Jerome Ersland is serving a life sentence for first-degree murder for the death of 16-year-old Antwun Parker.

Ersland claimed he was trying to protect his store and his employees after the teens attempted to rob the Reliable Pharmacy.

However, a jury found that he went too far when he shot an unarmed Parker several times.

On Wednesday, Doug Friesen, Ersland's attorney, filed an application for post-conviction relief.

Friesen says there is new evidence that was not available at trial that could have affected the outcome of the case.

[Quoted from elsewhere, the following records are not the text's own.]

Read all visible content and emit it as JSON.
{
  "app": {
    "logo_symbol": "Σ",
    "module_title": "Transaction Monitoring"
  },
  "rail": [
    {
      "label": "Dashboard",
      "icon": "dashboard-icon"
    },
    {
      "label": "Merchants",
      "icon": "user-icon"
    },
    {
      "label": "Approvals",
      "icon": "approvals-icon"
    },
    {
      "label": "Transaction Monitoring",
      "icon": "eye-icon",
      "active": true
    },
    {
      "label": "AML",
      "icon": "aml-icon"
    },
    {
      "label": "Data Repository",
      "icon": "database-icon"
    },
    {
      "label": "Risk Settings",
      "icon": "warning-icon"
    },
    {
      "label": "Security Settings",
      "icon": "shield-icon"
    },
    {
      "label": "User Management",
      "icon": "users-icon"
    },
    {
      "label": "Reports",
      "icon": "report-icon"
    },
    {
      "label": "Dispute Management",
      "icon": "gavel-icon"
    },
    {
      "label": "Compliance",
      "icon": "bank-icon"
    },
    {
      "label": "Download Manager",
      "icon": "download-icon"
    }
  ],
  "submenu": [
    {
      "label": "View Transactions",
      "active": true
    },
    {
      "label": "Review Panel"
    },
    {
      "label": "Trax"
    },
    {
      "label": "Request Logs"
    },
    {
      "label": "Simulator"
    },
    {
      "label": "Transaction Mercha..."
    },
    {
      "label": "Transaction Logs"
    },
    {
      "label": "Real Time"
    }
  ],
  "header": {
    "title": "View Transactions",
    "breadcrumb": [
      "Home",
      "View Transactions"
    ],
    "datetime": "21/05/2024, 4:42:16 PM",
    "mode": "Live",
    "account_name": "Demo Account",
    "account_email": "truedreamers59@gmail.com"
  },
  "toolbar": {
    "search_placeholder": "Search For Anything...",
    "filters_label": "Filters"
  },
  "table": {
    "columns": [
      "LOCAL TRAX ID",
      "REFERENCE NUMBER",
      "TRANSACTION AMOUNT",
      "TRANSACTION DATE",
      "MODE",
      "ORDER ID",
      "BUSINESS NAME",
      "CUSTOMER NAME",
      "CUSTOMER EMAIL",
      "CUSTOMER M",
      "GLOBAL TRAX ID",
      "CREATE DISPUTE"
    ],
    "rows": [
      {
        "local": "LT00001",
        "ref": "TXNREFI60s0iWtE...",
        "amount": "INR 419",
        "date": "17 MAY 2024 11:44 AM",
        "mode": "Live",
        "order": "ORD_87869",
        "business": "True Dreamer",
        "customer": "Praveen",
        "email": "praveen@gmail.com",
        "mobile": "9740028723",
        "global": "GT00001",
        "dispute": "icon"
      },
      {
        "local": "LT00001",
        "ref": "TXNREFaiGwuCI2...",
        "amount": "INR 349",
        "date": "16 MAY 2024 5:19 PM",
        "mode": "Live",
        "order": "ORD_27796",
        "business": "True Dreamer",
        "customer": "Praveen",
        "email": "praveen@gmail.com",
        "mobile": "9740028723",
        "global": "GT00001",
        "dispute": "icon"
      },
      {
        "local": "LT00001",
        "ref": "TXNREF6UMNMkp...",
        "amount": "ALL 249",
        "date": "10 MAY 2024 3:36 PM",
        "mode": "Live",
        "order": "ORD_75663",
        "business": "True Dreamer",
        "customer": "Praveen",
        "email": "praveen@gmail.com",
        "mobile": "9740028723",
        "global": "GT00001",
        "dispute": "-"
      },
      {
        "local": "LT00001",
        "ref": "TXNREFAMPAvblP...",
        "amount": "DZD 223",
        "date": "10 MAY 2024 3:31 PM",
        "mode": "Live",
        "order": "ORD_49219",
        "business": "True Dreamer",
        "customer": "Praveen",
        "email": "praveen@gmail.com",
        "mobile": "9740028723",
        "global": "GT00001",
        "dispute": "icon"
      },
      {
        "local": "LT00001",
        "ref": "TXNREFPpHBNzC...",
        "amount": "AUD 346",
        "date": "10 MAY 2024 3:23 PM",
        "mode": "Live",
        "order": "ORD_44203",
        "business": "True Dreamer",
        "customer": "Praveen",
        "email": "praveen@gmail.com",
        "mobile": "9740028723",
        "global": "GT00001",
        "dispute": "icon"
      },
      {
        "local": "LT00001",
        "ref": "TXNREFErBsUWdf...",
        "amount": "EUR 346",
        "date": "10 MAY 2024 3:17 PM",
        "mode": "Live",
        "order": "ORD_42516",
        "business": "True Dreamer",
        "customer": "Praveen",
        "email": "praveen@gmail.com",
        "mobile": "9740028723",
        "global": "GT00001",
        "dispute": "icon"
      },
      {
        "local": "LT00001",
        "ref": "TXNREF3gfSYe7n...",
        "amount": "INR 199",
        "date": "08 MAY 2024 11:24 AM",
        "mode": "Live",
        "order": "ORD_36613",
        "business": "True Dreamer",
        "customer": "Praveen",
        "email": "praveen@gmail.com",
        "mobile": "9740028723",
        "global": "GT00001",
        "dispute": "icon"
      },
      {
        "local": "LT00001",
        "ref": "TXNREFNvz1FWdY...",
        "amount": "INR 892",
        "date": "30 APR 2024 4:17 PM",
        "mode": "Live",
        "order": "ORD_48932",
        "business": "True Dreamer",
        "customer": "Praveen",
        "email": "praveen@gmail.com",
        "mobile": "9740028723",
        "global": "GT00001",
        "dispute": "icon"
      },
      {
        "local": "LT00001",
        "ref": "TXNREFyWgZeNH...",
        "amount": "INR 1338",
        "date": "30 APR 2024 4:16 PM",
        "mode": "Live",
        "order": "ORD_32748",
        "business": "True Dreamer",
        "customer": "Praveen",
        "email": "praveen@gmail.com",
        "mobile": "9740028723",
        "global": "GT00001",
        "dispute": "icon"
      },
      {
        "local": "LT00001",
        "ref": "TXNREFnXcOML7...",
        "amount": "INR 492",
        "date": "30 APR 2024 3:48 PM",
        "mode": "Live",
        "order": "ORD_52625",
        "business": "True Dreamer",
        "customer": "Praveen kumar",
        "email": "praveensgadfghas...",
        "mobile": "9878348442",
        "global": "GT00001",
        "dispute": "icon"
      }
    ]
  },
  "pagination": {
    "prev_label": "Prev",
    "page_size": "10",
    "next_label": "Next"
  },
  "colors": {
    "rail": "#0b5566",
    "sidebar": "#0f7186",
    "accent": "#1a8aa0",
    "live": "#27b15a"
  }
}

In the application, Friesen says the location of the second gun that was used in the shooting was wrong during trial, which he claims was a key piece of evidence in the prosecutions' case for first-degree murder.

Also, Friesen says his client suffers from PTSD and could not accurately describe what happened for trial because of the disorder.

Even Ersland's attorney admits this is an uphill fight.

It's highly unlikely the courts will grant Ersland a new trial, but the attorney claims a recent re-enactment of the shooting led to some important new evidence.

In his first interviews with police, Ersland's account of what happened simply did not mirror reality.

"There's no question he embellished stuff in the interview. No question," said attorney Doug Friesen.

Friesen now says Ersland suffered from PTSD, which went undiagnosed before trial, that clearly hurt Ersland's character in the eyes of the jurors who eventually convicted the pharmacist of murder.

Friesen also says Ersland claimed from day one that a bullet whizzed past his head during the robbery, but police say Parker never fired any shots.

The defense now says there's an explanation for that difference.

"The bullets didn't just drop. They richocheted. It was his own bullet that almost hit him," said Friesen. "The fact was he almost shot himself. All of this was never presented to the jury because the previous attorney didn't know this."

District Attorney David Prater could not comment on the request for a new trial.

Even if a district court judge denies the request, that could be appealed.